Les lettres de Pascal sont une source de force pour Mlle de Roannez. Elle les désire. Elle se plaint, lorsque Pascal écrit à son frère sans y joindre des paroles pour elle. Pascal l’encourage. Je suis bien content de vous, lui écrit-il. J’admire que votre zèle se soutienne, car il est bien plus rare de continuer dans la piété que d’y entrer.

Cependant Mlle de Roannez s’aperçoit que de nouveau une tristesse et une amertume lui pénètrent l’âme.
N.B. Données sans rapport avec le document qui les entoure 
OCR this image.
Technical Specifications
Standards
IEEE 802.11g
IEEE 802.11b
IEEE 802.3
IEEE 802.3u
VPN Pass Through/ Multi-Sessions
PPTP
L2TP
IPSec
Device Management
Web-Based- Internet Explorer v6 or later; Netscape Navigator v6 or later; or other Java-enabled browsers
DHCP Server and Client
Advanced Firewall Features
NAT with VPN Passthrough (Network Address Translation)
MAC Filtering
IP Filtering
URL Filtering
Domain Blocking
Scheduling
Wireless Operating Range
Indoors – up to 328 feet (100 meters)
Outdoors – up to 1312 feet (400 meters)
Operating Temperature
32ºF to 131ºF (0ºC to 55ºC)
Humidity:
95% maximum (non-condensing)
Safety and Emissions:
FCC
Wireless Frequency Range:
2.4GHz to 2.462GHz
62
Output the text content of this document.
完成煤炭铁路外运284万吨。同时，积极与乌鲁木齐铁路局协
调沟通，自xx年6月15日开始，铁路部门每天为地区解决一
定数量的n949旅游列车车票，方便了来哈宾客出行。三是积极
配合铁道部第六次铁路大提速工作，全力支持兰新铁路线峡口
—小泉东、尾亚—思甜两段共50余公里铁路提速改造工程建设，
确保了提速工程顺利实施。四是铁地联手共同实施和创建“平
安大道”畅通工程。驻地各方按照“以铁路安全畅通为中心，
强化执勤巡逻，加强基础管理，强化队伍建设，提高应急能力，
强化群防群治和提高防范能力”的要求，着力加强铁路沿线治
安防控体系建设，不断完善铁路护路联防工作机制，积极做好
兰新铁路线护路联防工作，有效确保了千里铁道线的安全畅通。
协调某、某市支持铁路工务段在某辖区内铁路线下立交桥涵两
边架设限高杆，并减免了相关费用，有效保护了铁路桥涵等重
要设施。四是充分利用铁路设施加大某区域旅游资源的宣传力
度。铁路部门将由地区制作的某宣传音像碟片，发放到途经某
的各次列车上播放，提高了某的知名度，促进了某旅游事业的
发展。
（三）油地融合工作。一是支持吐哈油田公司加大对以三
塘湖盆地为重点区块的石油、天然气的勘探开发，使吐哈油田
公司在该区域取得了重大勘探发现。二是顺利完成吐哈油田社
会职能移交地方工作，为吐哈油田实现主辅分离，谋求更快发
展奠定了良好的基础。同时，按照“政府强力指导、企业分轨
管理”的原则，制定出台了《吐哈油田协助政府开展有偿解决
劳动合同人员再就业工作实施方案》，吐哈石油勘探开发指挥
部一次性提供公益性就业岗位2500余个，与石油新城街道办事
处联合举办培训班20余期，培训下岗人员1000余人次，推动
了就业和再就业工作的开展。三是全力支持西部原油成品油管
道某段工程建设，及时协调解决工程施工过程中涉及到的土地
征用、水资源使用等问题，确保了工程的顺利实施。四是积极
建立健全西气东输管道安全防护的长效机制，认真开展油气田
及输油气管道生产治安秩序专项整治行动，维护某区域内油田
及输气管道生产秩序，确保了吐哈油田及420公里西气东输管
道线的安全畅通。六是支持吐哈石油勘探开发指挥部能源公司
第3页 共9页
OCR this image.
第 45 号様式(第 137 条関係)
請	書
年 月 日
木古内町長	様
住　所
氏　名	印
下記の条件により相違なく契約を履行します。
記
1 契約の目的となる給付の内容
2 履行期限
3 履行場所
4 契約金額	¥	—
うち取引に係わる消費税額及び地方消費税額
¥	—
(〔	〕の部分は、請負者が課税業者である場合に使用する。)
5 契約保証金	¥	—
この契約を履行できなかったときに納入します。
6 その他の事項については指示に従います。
De quelle nature est cette souffrance ? Vient-elle de Dieu ou vient-elle de l’homme ? Est-ce la tristesse qui tue, ou celle qui ressuscite ?

Comme elle était dans cet état d’esprit, elle revint à Paris. Alors elle revit Pascal, et sa résolution fut désormais inébranlable. Elle en parla à sa mère, qui chercha à la retenir. Elle se sauva à Port-Royal.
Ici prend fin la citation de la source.